Ein häufiger Fehler ist, eine ganze URL mit encodeURIComponent zu kodieren: Das escapt die Doppelpunkte und Schrägstriche und erzeugt eine kaputte Adresse. Verwende den Komponentenmodus nur für einzelne Werte, bevor du sie zu einer URL zusammensetzt. Umgekehrt führt das Vergessen, Werte mit & oder = innerhalb von Abfragezeichenketten zu kodieren, dazu, dass Parameter am empfangenden Ende stillschweigend aufgeteilt oder zusammengeführt werden. Beachte außerdem, dass das Zeichen + nur innerhalb von application/x-www-form-urlencoded-Körpern ein Leerzeichen bedeutet; in Pfadsegmenten muss ein wörtliches + als %2B prozentkodiert werden.

Woher die Prozentkodierung ihren Namen hat

Die Prozentkodierung verdankt ihren Namen dem wörtlichen Prozentzeichen (%), das sie als Escape-Zeichen verwendet. Als Tim Berners-Lee 1990 am CERN die URL-Syntax definierte, brauchte er eine Möglichkeit, beliebige Bytes darzustellen, die in ASCII-Text eindeutig wäre.
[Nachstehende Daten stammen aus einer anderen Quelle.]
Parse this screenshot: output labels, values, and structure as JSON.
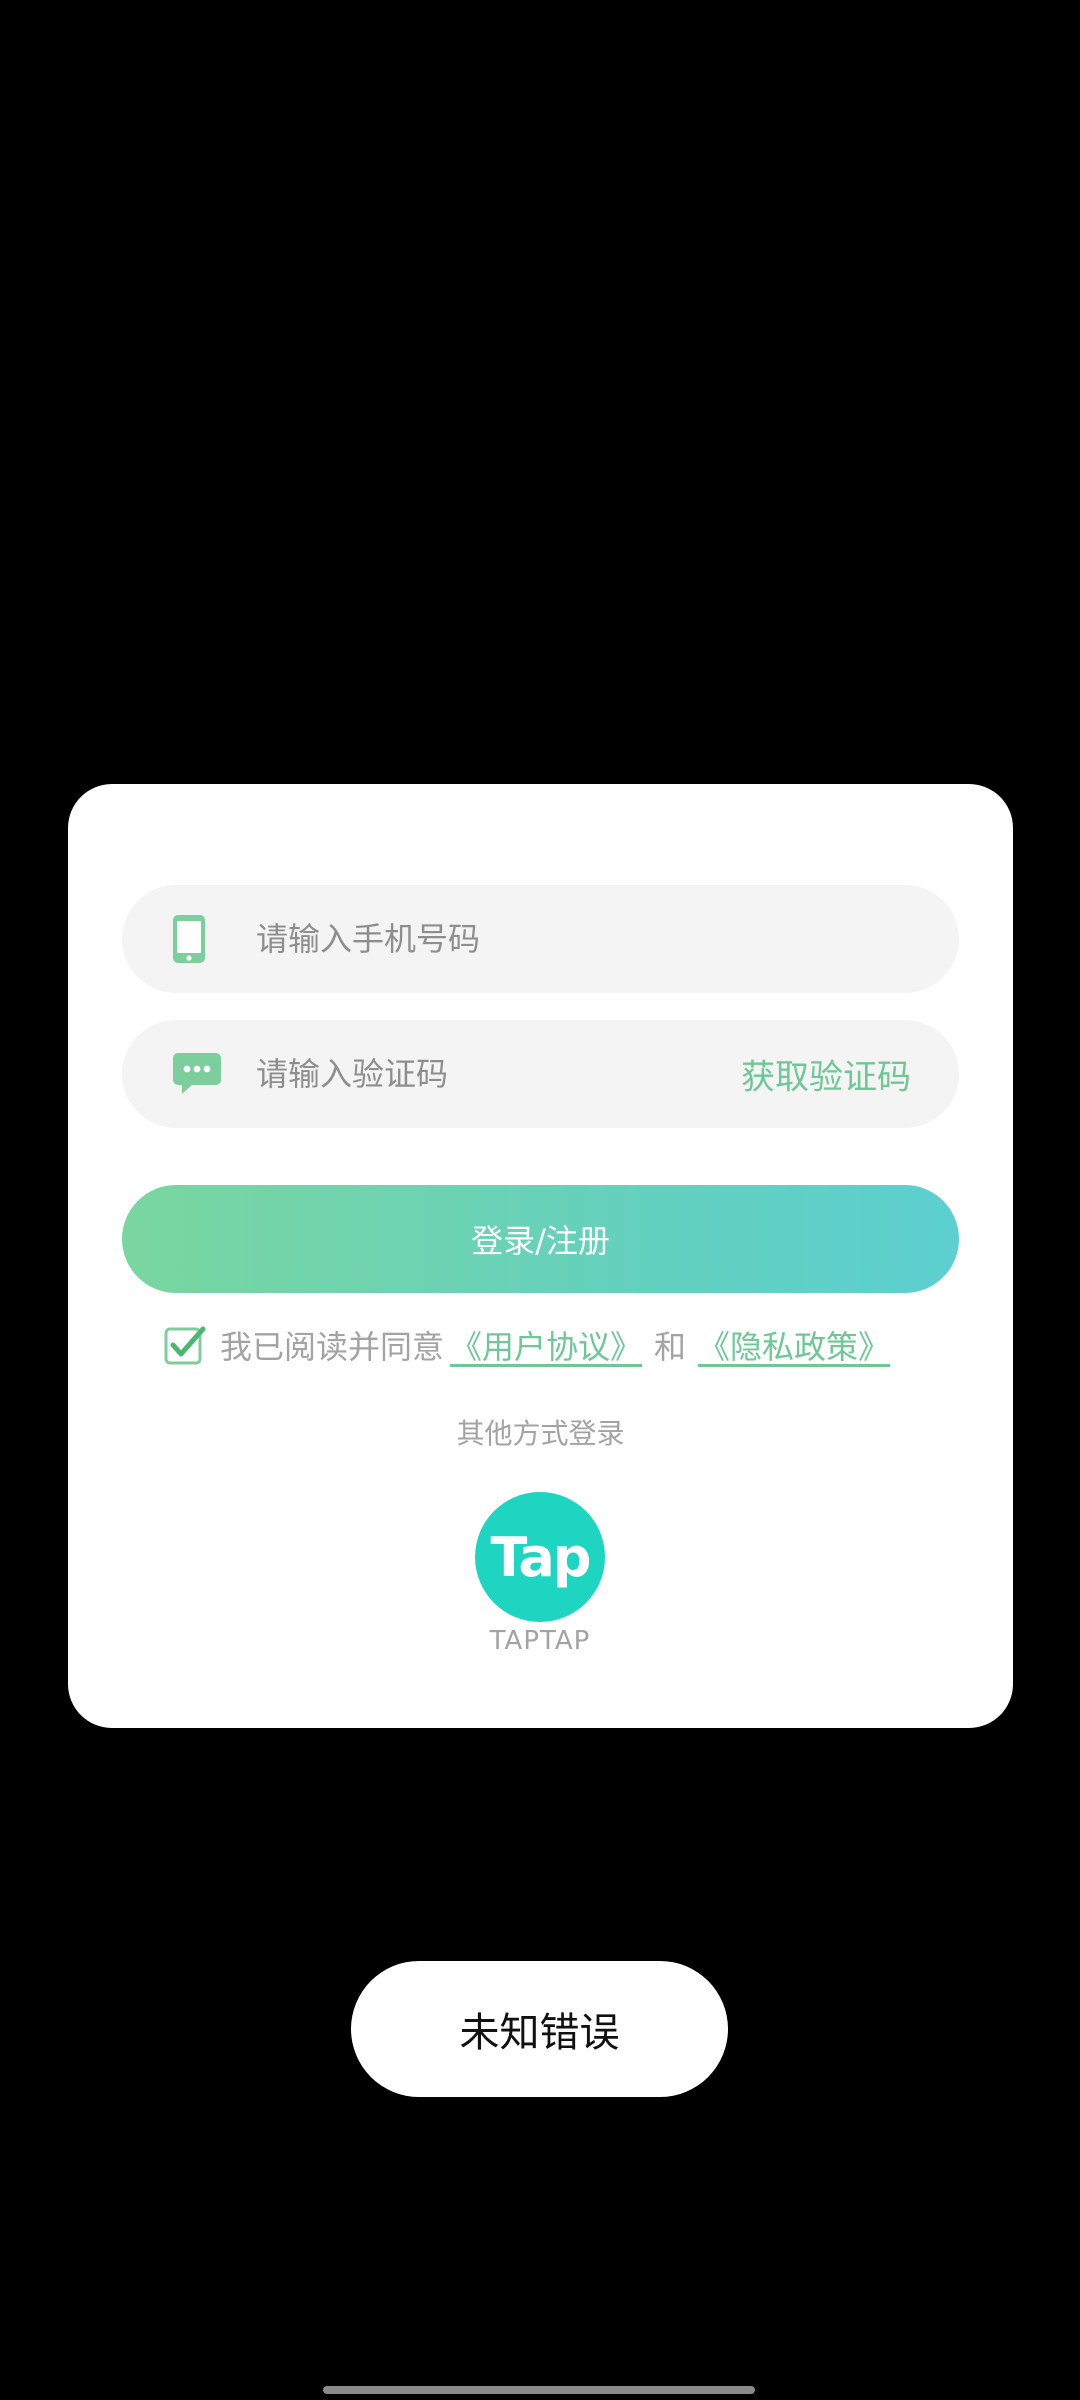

Er wählte %, weil es druckbar war, in Bezeichnern selten verwendet wurde und sich optisch abhob, was kodierte Sequenzen auf einen Blick erkennbar machte.
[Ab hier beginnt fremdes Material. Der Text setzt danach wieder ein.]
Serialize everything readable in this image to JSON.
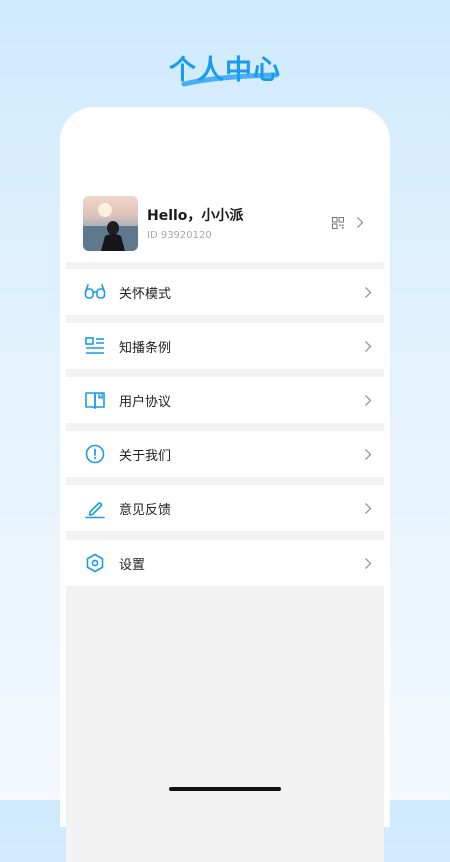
{
  "header": {
    "title": "个人中心",
    "accent_color": "#1a9bef"
  },
  "profile": {
    "greeting": "Hello，小小派",
    "user_id": "ID 93920120",
    "avatar_icon": "user-avatar-photo",
    "qr_icon": "qr-code-icon",
    "chevron_icon": "chevron-right-icon"
  },
  "menu": {
    "items": [
      {
        "label": "关怀模式",
        "icon": "glasses-icon"
      },
      {
        "label": "知播条例",
        "icon": "list-document-icon"
      },
      {
        "label": "用户协议",
        "icon": "book-icon"
      },
      {
        "label": "关于我们",
        "icon": "info-circle-icon"
      },
      {
        "label": "意见反馈",
        "icon": "pen-icon"
      },
      {
        "label": "设置",
        "icon": "hexagon-settings-icon"
      }
    ]
  },
  "colors": {
    "icon_color": "#1a9bef",
    "chevron_color": "#9a9a9a",
    "divider_color": "#f2f2f2"
  }
}
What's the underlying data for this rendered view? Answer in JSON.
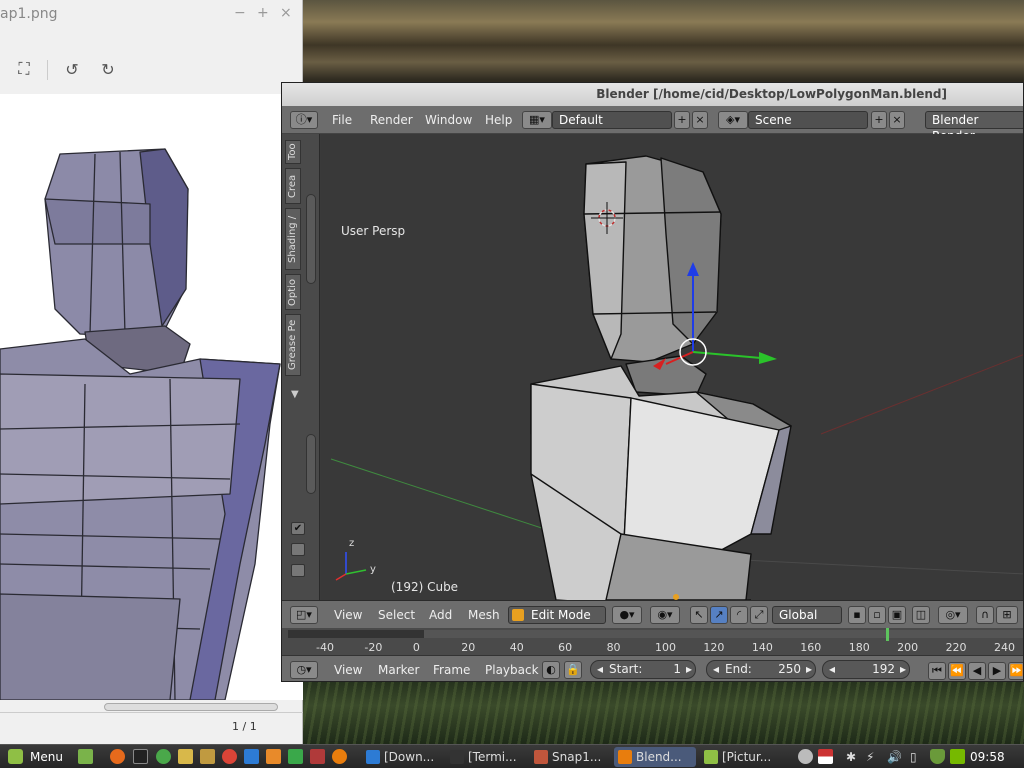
{
  "viewer": {
    "title": "ap1.png",
    "controls": {
      "minimize": "−",
      "maximize": "+",
      "close": "×"
    },
    "tools": {
      "fit": "⛶",
      "rotate_left": "↺",
      "rotate_right": "↻"
    },
    "page_count": "1 / 1"
  },
  "blender": {
    "title": "Blender [/home/cid/Desktop/LowPolygonMan.blend]",
    "menu": [
      "File",
      "Render",
      "Window",
      "Help"
    ],
    "screen_layout": "Default",
    "scene": "Scene",
    "render_engine": "Blender Render",
    "tool_tabs": [
      "Too",
      "Crea",
      "Shading /",
      "Optio",
      "Grease Pe"
    ],
    "viewport": {
      "view_label": "User Persp",
      "object_label": "(192) Cube",
      "axis_z": "z",
      "axis_y": "y"
    },
    "header3d": {
      "menu": [
        "View",
        "Select",
        "Add",
        "Mesh"
      ],
      "mode": "Edit Mode",
      "orientation": "Global"
    },
    "timeline": {
      "ticks": [
        "-40",
        "-20",
        "0",
        "20",
        "40",
        "60",
        "80",
        "100",
        "120",
        "140",
        "160",
        "180",
        "200",
        "220",
        "240"
      ],
      "current_frame": 192
    },
    "timeline_header": {
      "menu": [
        "View",
        "Marker",
        "Frame",
        "Playback"
      ],
      "start_label": "Start:",
      "start": "1",
      "end_label": "End:",
      "end": "250",
      "current": "192"
    }
  },
  "taskbar": {
    "menu_label": "Menu",
    "tasks": [
      {
        "label": "[Down...",
        "color": "#2d7bd4"
      },
      {
        "label": "[Termi...",
        "color": "#333333"
      },
      {
        "label": "Snap1...",
        "color": "#c0563c"
      },
      {
        "label": "Blend...",
        "color": "#e87d0d"
      },
      {
        "label": "[Pictur...",
        "color": "#8fbf45"
      }
    ],
    "clock": "09:58"
  },
  "colors": {
    "blender_orange": "#e87d0d",
    "mint_green": "#8fbf45"
  }
}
Die ursprüngliche URL-Spezifikation (RFC 1738, 1994) verlangte bereits die Prozentkodierung unsicherer Zeichen, doch verschiedene Systeme waren uneins darüber, welche Zeichen 'unsicher' waren und wie mit Unicode umzugehen sei. Es dauerte bis 2005 und bis RFC 3986, bis ein endgültiger Standard entstand, zusammen mit einem Begleitdokument (RFC 3987), das IRIs (Internationalized Resource Identifiers) definierte, die Unicode-Zeichen direkt in der Syntax erlauben.
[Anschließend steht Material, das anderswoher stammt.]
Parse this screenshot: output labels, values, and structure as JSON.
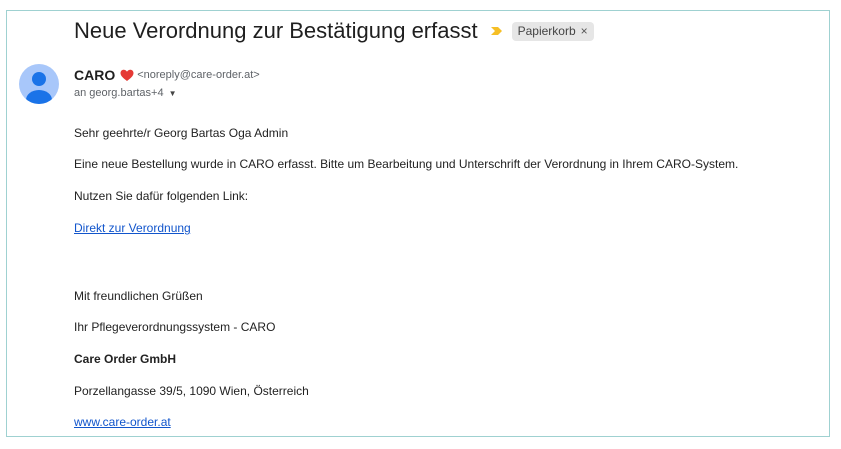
{
  "email": {
    "subject": "Neue Verordnung zur Bestätigung erfasst",
    "label": "Papierkorb",
    "label_remove": "×",
    "sender_name": "CARO",
    "sender_email": "<noreply@care-order.at>",
    "recipients": "an georg.bartas+4",
    "recipients_caret": "▼"
  },
  "body": {
    "greeting": "Sehr geehrte/r Georg Bartas Oga Admin",
    "intro": "Eine neue Bestellung wurde in CARO erfasst. Bitte um Bearbeitung und Unterschrift der Verordnung in Ihrem CARO-System.",
    "link_prompt": "Nutzen Sie dafür folgenden Link:",
    "link_text": "Direkt zur Verordnung",
    "closing": "Mit freundlichen Grüßen",
    "signature_system": "Ihr Pflegeverordnungssystem - CARO",
    "company": "Care Order GmbH",
    "address": "Porzellangasse 39/5, 1090 Wien, Österreich",
    "website": "www.care-order.at"
  },
  "colors": {
    "accent_link": "#1155cc",
    "importance_marker": "#f6bf26",
    "heart": "#e53935",
    "avatar_bg": "#a8c7fa",
    "avatar_fg": "#1a73e8",
    "frame_border": "#9fd1d1"
  },
  "icons": {
    "importance": "importance-marker-icon",
    "heart": "heart-icon",
    "avatar": "avatar-person-icon",
    "caret": "chevron-down-icon"
  }
}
Heute liefert praktisch jede Programmiersprache eine URL-Kodierfunktion in ihrer Standardbibliothek, doch feine Unterschiede bleiben: PHPs urlencode() kodiert Leerzeichen als +, Pythons urllib.parse.quote() verwendet %20, und JavaScripts encodeURIComponent() folgt RFC 3986. Diese Vielfalt ist der Grund, warum sprachübergreifende API-Integrationen manchmal mit Kodierungs-Unstimmigkeiten kämpfen: Dasselbe Zeichen kann je nach serialisierender Bibliothek völlig anders aussehen.